Franck trotta jusqu'au scientifique, en pestant :
- Pas obligé de me crier dans les oreilles !
Mais sa mauvaise humeur s'évanouit quand il vit ce que Marc lui désignait.
- Oh la vache !
Tout un pan du mur rocheux se dressait face à eux, couvert de signes inconnus. Franck tenta de comparer ce qu'il voyait avec quelque chose qui lui était connu, mais les multiples boucles, courbes, points et traits dans tous les sens ne lui évoquait que deux choses : les gribouillages de sa fille quand elle avait deux ans, ou le résultat des griffes de son chat sur le canapé. Il ne parvenait pas à distinguer la moindre logique ou forme qui lui évoquait quelque chose de connu. Il tourna un regard interrogatif vers son ami, lequel secoua négativement la tête, comme s'il avait deviné les pensées du chercheur. Il passa sa main sur le mur, puis examina précisément les gravures alors que Franck se concentrait sur d'étranges creux dans la paroi, qui semblaient bien plus profonds. Marc fut le premier à prendre la parole, sans quitter des yeux une trace qui avait attiré son attention :
- Alors, à première vue bien sûr, il faudrait faire des examens plus précis pour compléter. Néanmoins je peux affirmer que certaines de ces marques sont très anciennes, peut-être plusieurs centaines d'années. Enfin ça reste à prouver évidemment. Par contre, il y a des entailles qui sont très récentes. Sans vouloir te faire flipper, je crois que ce site est encore "actif" - fit-il en faisant des guillemets avec ses doigts - et on devrait partir dès qu'on a finit de faire nos prélèvements.

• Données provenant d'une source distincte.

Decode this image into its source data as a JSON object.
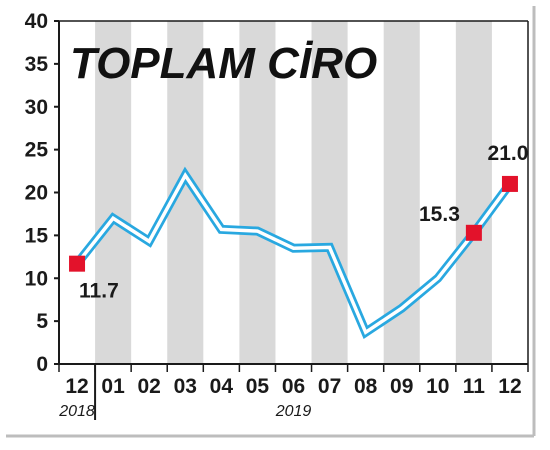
{
  "chart_data": {
    "type": "line",
    "title": "TOPLAM CİRO",
    "categories": [
      "12",
      "01",
      "02",
      "03",
      "04",
      "05",
      "06",
      "07",
      "08",
      "09",
      "10",
      "11",
      "12"
    ],
    "year_labels": [
      {
        "text": "2018",
        "category_index": 0
      },
      {
        "text": "2019",
        "category_index": 6
      }
    ],
    "values": [
      11.7,
      17.0,
      14.3,
      22.0,
      15.7,
      15.5,
      13.5,
      13.6,
      3.7,
      6.5,
      10.0,
      15.3,
      21.0
    ],
    "data_labels": [
      {
        "index": 0,
        "text": "11.7"
      },
      {
        "index": 11,
        "text": "15.3"
      },
      {
        "index": 12,
        "text": "21.0"
      }
    ],
    "ylim": [
      0,
      40
    ],
    "yticks": [
      0,
      5,
      10,
      15,
      20,
      25,
      30,
      35,
      40
    ],
    "xlabel": "",
    "ylabel": "",
    "grid": "alternating vertical bands",
    "colors": {
      "line": "#29a8e0",
      "marker": "#e3122b",
      "band": "#d9d9d9",
      "axis": "#1a1a1a"
    }
  }
}
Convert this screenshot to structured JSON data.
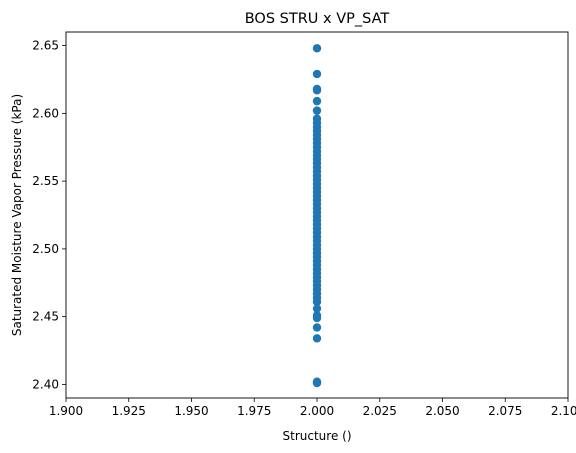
{
  "chart_data": {
    "type": "scatter",
    "title": "BOS STRU x VP_SAT",
    "xlabel": "Structure ()",
    "ylabel": "Saturated Moisture Vapor Pressure (kPa)",
    "xlim": [
      1.9,
      2.1
    ],
    "ylim": [
      2.39,
      2.66
    ],
    "xticks": [
      "1.900",
      "1.925",
      "1.950",
      "1.975",
      "2.000",
      "2.025",
      "2.050",
      "2.075",
      "2.100"
    ],
    "yticks": [
      "2.40",
      "2.45",
      "2.50",
      "2.55",
      "2.60",
      "2.65"
    ],
    "grid": false,
    "marker_color": "#1f77b4",
    "points": [
      [
        2.0,
        2.648
      ],
      [
        2.0,
        2.629
      ],
      [
        2.0,
        2.618
      ],
      [
        2.0,
        2.617
      ],
      [
        2.0,
        2.609
      ],
      [
        2.0,
        2.602
      ],
      [
        2.0,
        2.596
      ],
      [
        2.0,
        2.593
      ],
      [
        2.0,
        2.59
      ],
      [
        2.0,
        2.587
      ],
      [
        2.0,
        2.584
      ],
      [
        2.0,
        2.581
      ],
      [
        2.0,
        2.578
      ],
      [
        2.0,
        2.575
      ],
      [
        2.0,
        2.572
      ],
      [
        2.0,
        2.569
      ],
      [
        2.0,
        2.566
      ],
      [
        2.0,
        2.563
      ],
      [
        2.0,
        2.56
      ],
      [
        2.0,
        2.557
      ],
      [
        2.0,
        2.554
      ],
      [
        2.0,
        2.551
      ],
      [
        2.0,
        2.548
      ],
      [
        2.0,
        2.545
      ],
      [
        2.0,
        2.542
      ],
      [
        2.0,
        2.539
      ],
      [
        2.0,
        2.536
      ],
      [
        2.0,
        2.533
      ],
      [
        2.0,
        2.53
      ],
      [
        2.0,
        2.527
      ],
      [
        2.0,
        2.524
      ],
      [
        2.0,
        2.521
      ],
      [
        2.0,
        2.518
      ],
      [
        2.0,
        2.515
      ],
      [
        2.0,
        2.512
      ],
      [
        2.0,
        2.509
      ],
      [
        2.0,
        2.506
      ],
      [
        2.0,
        2.503
      ],
      [
        2.0,
        2.5
      ],
      [
        2.0,
        2.497
      ],
      [
        2.0,
        2.494
      ],
      [
        2.0,
        2.491
      ],
      [
        2.0,
        2.488
      ],
      [
        2.0,
        2.485
      ],
      [
        2.0,
        2.482
      ],
      [
        2.0,
        2.479
      ],
      [
        2.0,
        2.476
      ],
      [
        2.0,
        2.473
      ],
      [
        2.0,
        2.47
      ],
      [
        2.0,
        2.467
      ],
      [
        2.0,
        2.464
      ],
      [
        2.0,
        2.461
      ],
      [
        2.0,
        2.456
      ],
      [
        2.0,
        2.451
      ],
      [
        2.0,
        2.449
      ],
      [
        2.0,
        2.442
      ],
      [
        2.0,
        2.434
      ],
      [
        2.0,
        2.402
      ],
      [
        2.0,
        2.401
      ]
    ]
  }
}
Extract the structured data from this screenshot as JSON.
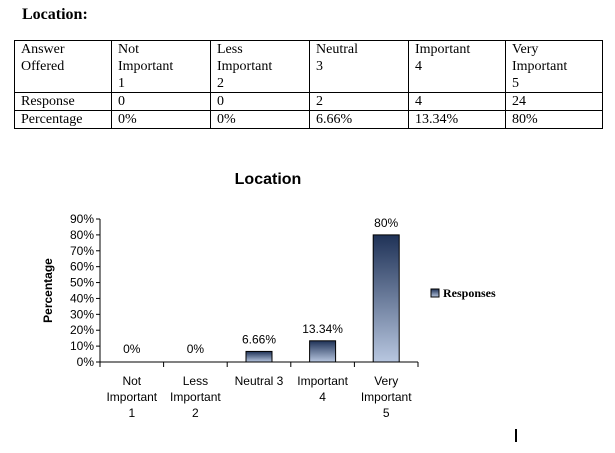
{
  "heading": "Location:",
  "table": {
    "header": [
      [
        "Answer",
        "Offered"
      ],
      [
        "Not",
        "Important",
        "1"
      ],
      [
        "Less",
        "Important",
        "2"
      ],
      [
        "Neutral",
        "3"
      ],
      [
        "Important",
        "4"
      ],
      [
        "Very",
        "Important",
        "5"
      ]
    ],
    "rows": [
      [
        "Response",
        "0",
        "0",
        "2",
        "4",
        "24"
      ],
      [
        "Percentage",
        "0%",
        "0%",
        "6.66%",
        "13.34%",
        "80%"
      ]
    ]
  },
  "chart_data": {
    "type": "bar",
    "title": "Location",
    "ylabel": "Percentage",
    "xlabel": "",
    "categories": [
      [
        "Not",
        "Important",
        "1"
      ],
      [
        "Less",
        "Important",
        "2"
      ],
      [
        "Neutral 3"
      ],
      [
        "Important",
        "4"
      ],
      [
        "Very",
        "Important",
        "5"
      ]
    ],
    "series": [
      {
        "name": "Responses",
        "values": [
          0,
          0,
          6.66,
          13.34,
          80
        ],
        "labels": [
          "0%",
          "0%",
          "6.66%",
          "13.34%",
          "80%"
        ]
      }
    ],
    "ylim": [
      0,
      90
    ],
    "yticks": [
      "0%",
      "10%",
      "20%",
      "30%",
      "40%",
      "50%",
      "60%",
      "70%",
      "80%",
      "90%"
    ],
    "grid": false,
    "legend": "right",
    "colors": {
      "bar_dark": "#1f3257",
      "bar_light": "#b8c7e0",
      "axis": "#000000"
    }
  }
}
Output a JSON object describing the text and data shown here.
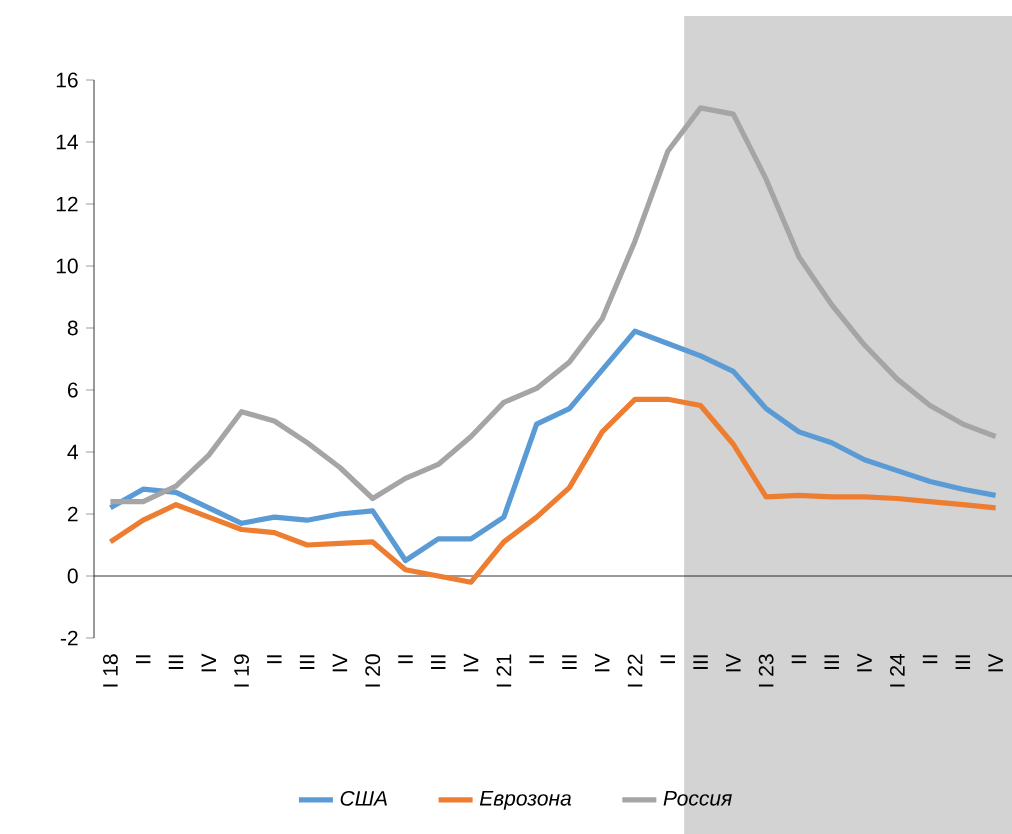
{
  "chart_data": {
    "type": "line",
    "categories": [
      "I 18",
      "II",
      "III",
      "IV",
      "I 19",
      "II",
      "III",
      "IV",
      "I 20",
      "II",
      "III",
      "IV",
      "I 21",
      "II",
      "III",
      "IV",
      "I 22",
      "II",
      "III",
      "IV",
      "I 23",
      "II",
      "III",
      "IV",
      "I 24",
      "II",
      "III",
      "IV"
    ],
    "series": [
      {
        "name": "США",
        "color": "#5b9bd5",
        "values": [
          2.2,
          2.8,
          2.7,
          2.2,
          1.7,
          1.9,
          1.8,
          2.0,
          2.1,
          0.5,
          1.2,
          1.2,
          1.9,
          4.9,
          5.4,
          6.65,
          7.9,
          7.5,
          7.1,
          6.6,
          5.4,
          4.65,
          4.3,
          3.75,
          3.4,
          3.05,
          2.8,
          2.6
        ]
      },
      {
        "name": "Еврозона",
        "color": "#ed7d31",
        "values": [
          1.1,
          1.8,
          2.3,
          1.9,
          1.5,
          1.4,
          1.0,
          1.05,
          1.1,
          0.2,
          0.0,
          -0.2,
          1.1,
          1.9,
          2.85,
          4.65,
          5.7,
          5.7,
          5.5,
          4.25,
          2.55,
          2.6,
          2.55,
          2.55,
          2.5,
          2.4,
          2.3,
          2.2
        ]
      },
      {
        "name": "Россия",
        "color": "#a5a5a5",
        "values": [
          2.4,
          2.4,
          2.9,
          3.9,
          5.3,
          5.0,
          4.3,
          3.5,
          2.5,
          3.15,
          3.6,
          4.5,
          5.6,
          6.05,
          6.9,
          8.3,
          10.8,
          13.7,
          15.1,
          14.9,
          12.8,
          10.3,
          8.75,
          7.45,
          6.35,
          5.5,
          4.9,
          4.5
        ]
      }
    ],
    "ylim": [
      -2,
      16
    ],
    "yticks": [
      -2,
      0,
      2,
      4,
      6,
      8,
      10,
      12,
      14,
      16
    ],
    "legend": "bottom"
  }
}
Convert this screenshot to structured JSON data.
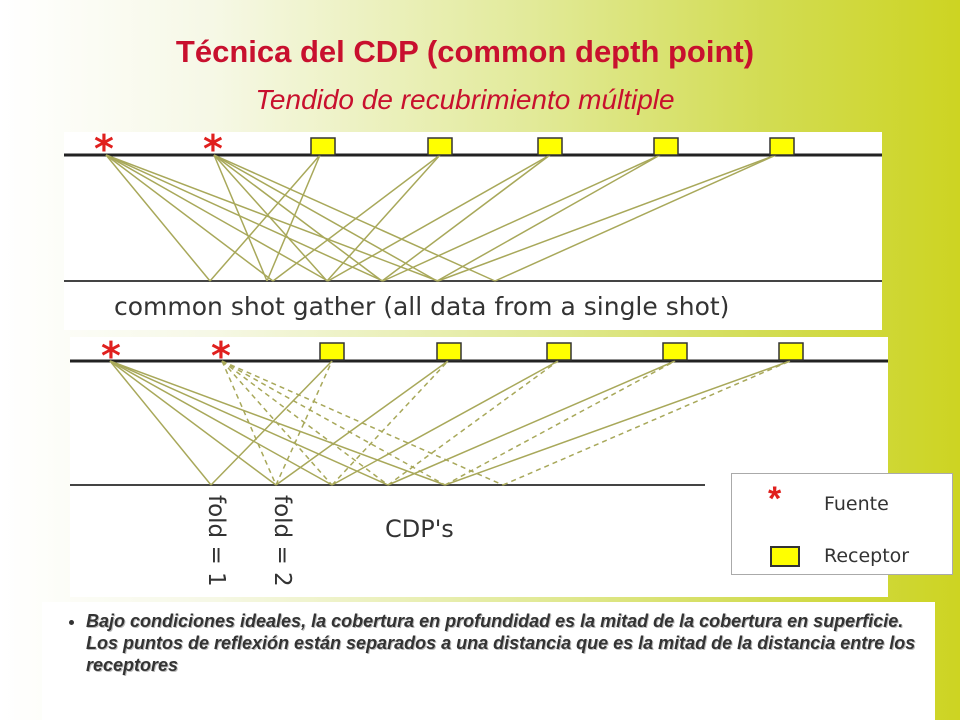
{
  "slide": {
    "title": "Técnica del CDP (common depth point)",
    "subtitle": "Tendido de recubrimiento múltiple"
  },
  "top_diagram": {
    "caption": "common shot gather (all data from a single shot)",
    "source_symbol": "*",
    "source_count": 2,
    "receiver_count": 5
  },
  "bottom_diagram": {
    "fold_labels": [
      "fold = 1",
      "fold = 2"
    ],
    "caption": "CDP's",
    "source_symbol": "*"
  },
  "legend": {
    "source_label": "Fuente",
    "receiver_label": "Receptor",
    "source_symbol": "*"
  },
  "bullet_text": "Bajo condiciones ideales, la cobertura en profundidad es la mitad de la cobertura en superficie. Los puntos de reflexión están separados a una distancia que es la mitad de la distancia entre los receptores",
  "colors": {
    "title": "#c8102e",
    "ray": "#a8a85a",
    "source_star": "#e0201e",
    "receiver_fill": "#ffff00"
  }
}
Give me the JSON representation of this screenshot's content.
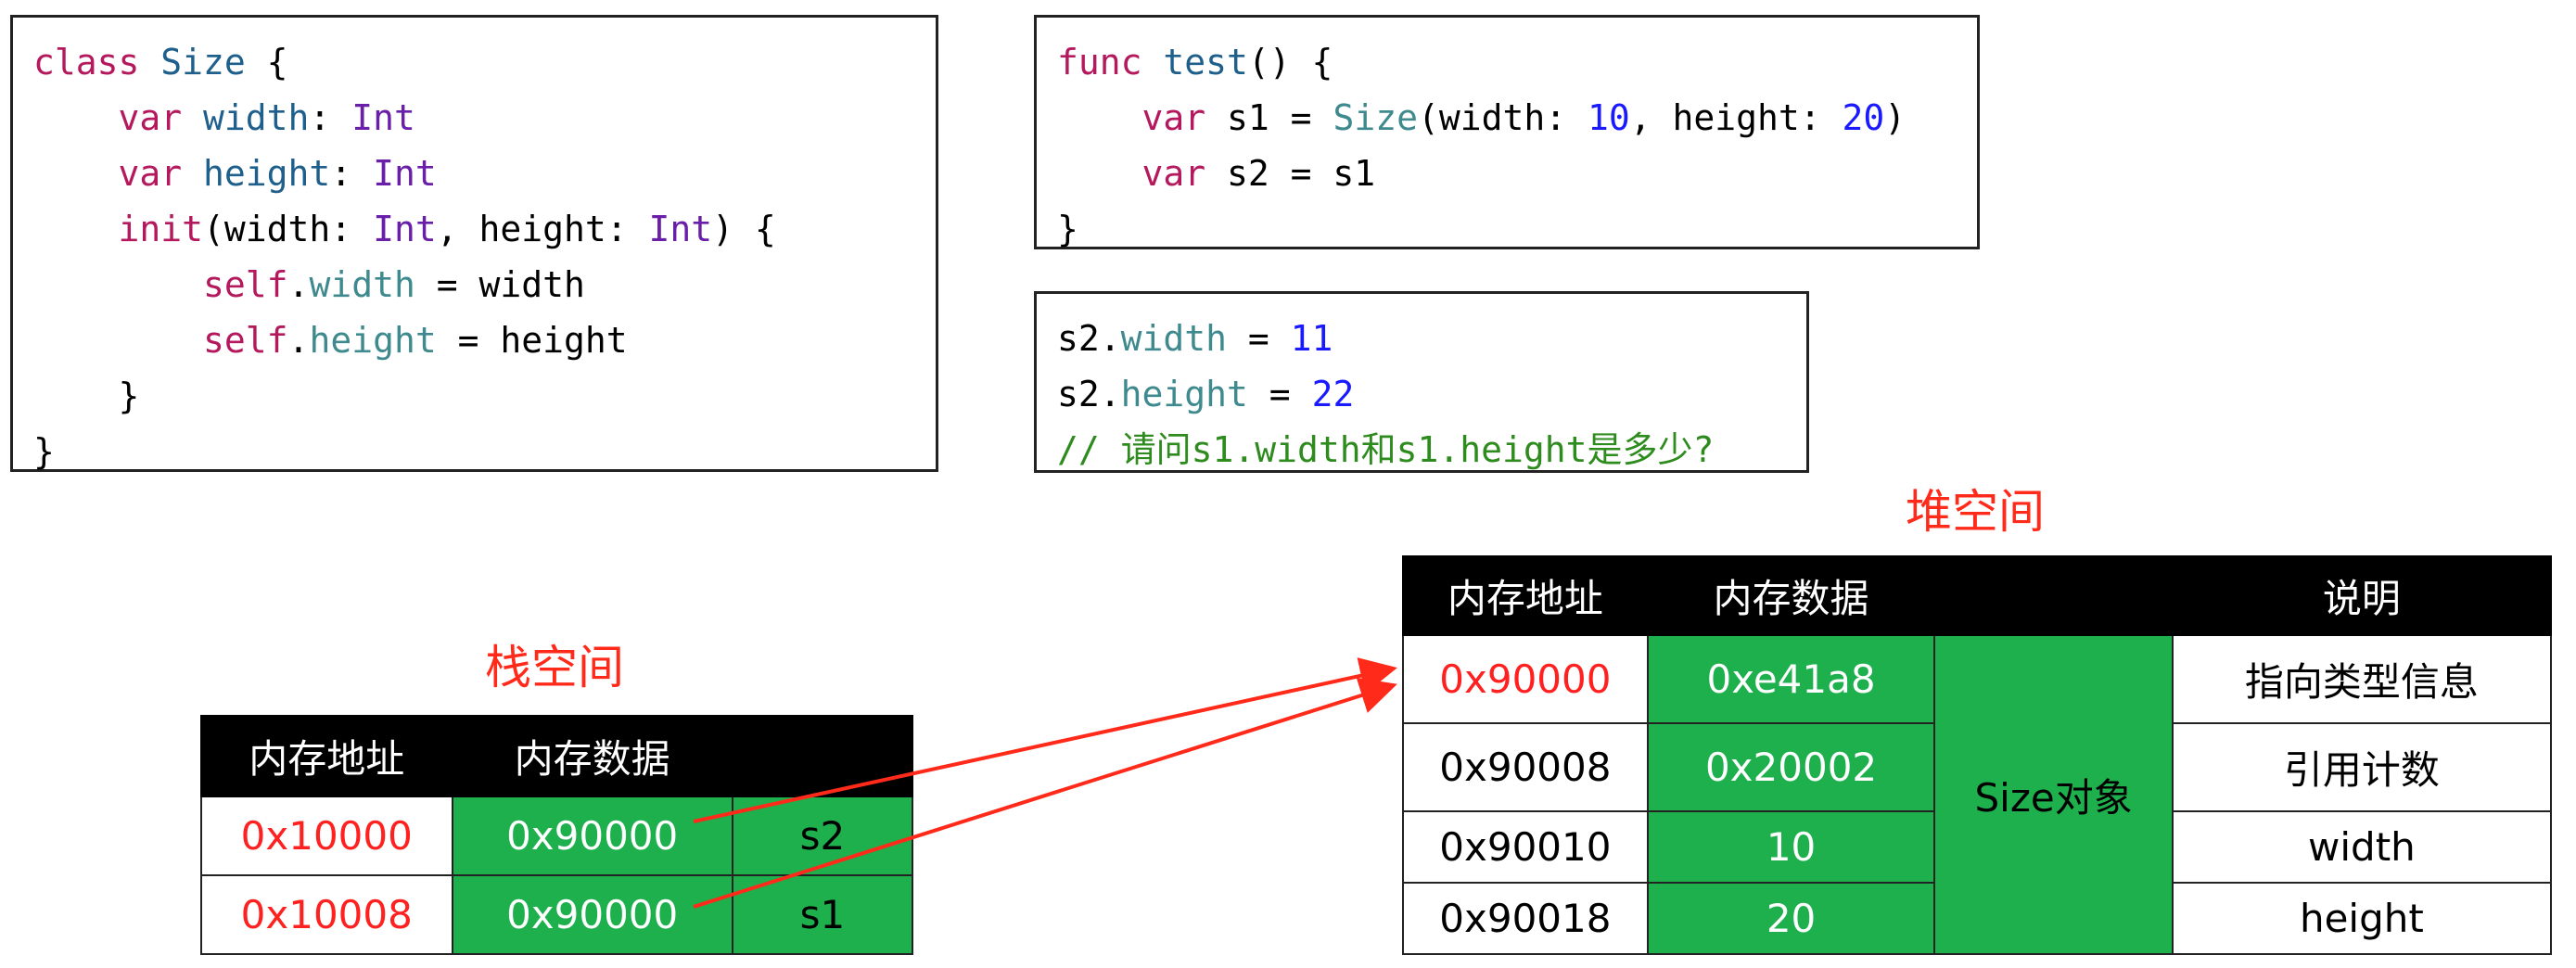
{
  "code_class": [
    [
      [
        "class",
        "k"
      ],
      [
        " ",
        "x"
      ],
      [
        "Size",
        "t"
      ],
      [
        " {",
        "x"
      ]
    ],
    [
      [
        "    ",
        "x"
      ],
      [
        "var",
        "k"
      ],
      [
        " ",
        "x"
      ],
      [
        "width",
        "t"
      ],
      [
        ": ",
        "x"
      ],
      [
        "Int",
        "ty"
      ]
    ],
    [
      [
        "    ",
        "x"
      ],
      [
        "var",
        "k"
      ],
      [
        " ",
        "x"
      ],
      [
        "height",
        "t"
      ],
      [
        ": ",
        "x"
      ],
      [
        "Int",
        "ty"
      ]
    ],
    [
      [
        "    ",
        "x"
      ],
      [
        "init",
        "k"
      ],
      [
        "(width: ",
        "x"
      ],
      [
        "Int",
        "ty"
      ],
      [
        ", height: ",
        "x"
      ],
      [
        "Int",
        "ty"
      ],
      [
        ") {",
        "x"
      ]
    ],
    [
      [
        "        ",
        "x"
      ],
      [
        "self",
        "k"
      ],
      [
        ".",
        "x"
      ],
      [
        "width",
        "p"
      ],
      [
        " = width",
        "x"
      ]
    ],
    [
      [
        "        ",
        "x"
      ],
      [
        "self",
        "k"
      ],
      [
        ".",
        "x"
      ],
      [
        "height",
        "p"
      ],
      [
        " = height",
        "x"
      ]
    ],
    [
      [
        "    }",
        "x"
      ]
    ],
    [
      [
        "}",
        "x"
      ]
    ]
  ],
  "code_test": [
    [
      [
        "func",
        "k"
      ],
      [
        " ",
        "x"
      ],
      [
        "test",
        "t"
      ],
      [
        "() {",
        "x"
      ]
    ],
    [
      [
        "    ",
        "x"
      ],
      [
        "var",
        "k"
      ],
      [
        " s1 = ",
        "x"
      ],
      [
        "Size",
        "p"
      ],
      [
        "(width: ",
        "x"
      ],
      [
        "10",
        "n"
      ],
      [
        ", height: ",
        "x"
      ],
      [
        "20",
        "n"
      ],
      [
        ")",
        "x"
      ]
    ],
    [
      [
        "    ",
        "x"
      ],
      [
        "var",
        "k"
      ],
      [
        " s2 = s1",
        "x"
      ]
    ],
    [
      [
        "}",
        "x"
      ]
    ]
  ],
  "code_question": [
    [
      [
        "s2.",
        "x"
      ],
      [
        "width",
        "p"
      ],
      [
        " = ",
        "x"
      ],
      [
        "11",
        "n"
      ]
    ],
    [
      [
        "s2.",
        "x"
      ],
      [
        "height",
        "p"
      ],
      [
        " = ",
        "x"
      ],
      [
        "22",
        "n"
      ]
    ],
    [
      [
        "// 请问s1.width和s1.height是多少?",
        "c"
      ]
    ]
  ],
  "heap": {
    "label": "堆空间",
    "headers": [
      "内存地址",
      "内存数据",
      "",
      "说明"
    ],
    "object_label": "Size对象",
    "rows": [
      {
        "addr": "0x90000",
        "data": "0xe41a8",
        "desc": "指向类型信息"
      },
      {
        "addr": "0x90008",
        "data": "0x20002",
        "desc": "引用计数"
      },
      {
        "addr": "0x90010",
        "data": "10",
        "desc": "width"
      },
      {
        "addr": "0x90018",
        "data": "20",
        "desc": "height"
      }
    ]
  },
  "stack": {
    "label": "栈空间",
    "headers": [
      "内存地址",
      "内存数据",
      ""
    ],
    "rows": [
      {
        "addr": "0x10000",
        "data": "0x90000",
        "var": "s2"
      },
      {
        "addr": "0x10008",
        "data": "0x90000",
        "var": "s1"
      }
    ]
  },
  "colors": {
    "green": "#1db04d",
    "red": "#ff2020",
    "arrow": "#ff2a1a"
  }
}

Franck émit un grognement dont Marc ne savait pas bien s'il marquait sa frustration ou son accord, toujours en train de s'occuper des petites cavités dans le mur. Son collègue haussa les épaules et s'appliqua à prélever dans morceaux de roches à l'aide du matériel dont il disposait. Ceci fait, il se tourna franchement vers son ami pour lui enjoindre de se dépêcher. Cependant Marc ne put que pousser un hurlement d'effroi, tandis que les tubes qu'il tenait encore en main se brisèrent par terre avec un bruit cristallin.
Franck était suspendu dans les air, son corps pendant mollement dans le vide tandis que les morceaux de son casque brisé gisait autour de là où il se tenait debout il y a quelques instants. Son visage était recouvert par ce que Marc assimila spontanément à un tentacule d'un blanc laiteux. Son esprit lui tonnait de fuir, pourtant il n'arrivait qu'à s'époumoner et ses muscles tétanisés ne répondaient plus, le forçant à trembler sur place, incapable de courir. Son propre cri retentit dans toute la grotte en s'échappant de la radio de Franck, créant un écho infernal que la créature n'apprécia pas. Un nouveau tentacule sortit d'une infractuosité de la paroi pour ramper vers le chercheur, et ce dernier observa avec des yeux effarés la matière flasque se coller sur son casque. Il prononça pour la première fois de sa vie une prière quand le membre se retira ; avant de fondre de nouveau sur lui en brisant la paroi vitrée du scaphandre afin d'adhérer au visage du scientifique.
Une onde brutale se propagea dans la roche, provoquant l'effondrement de la grotte. Il était cinq heures trente.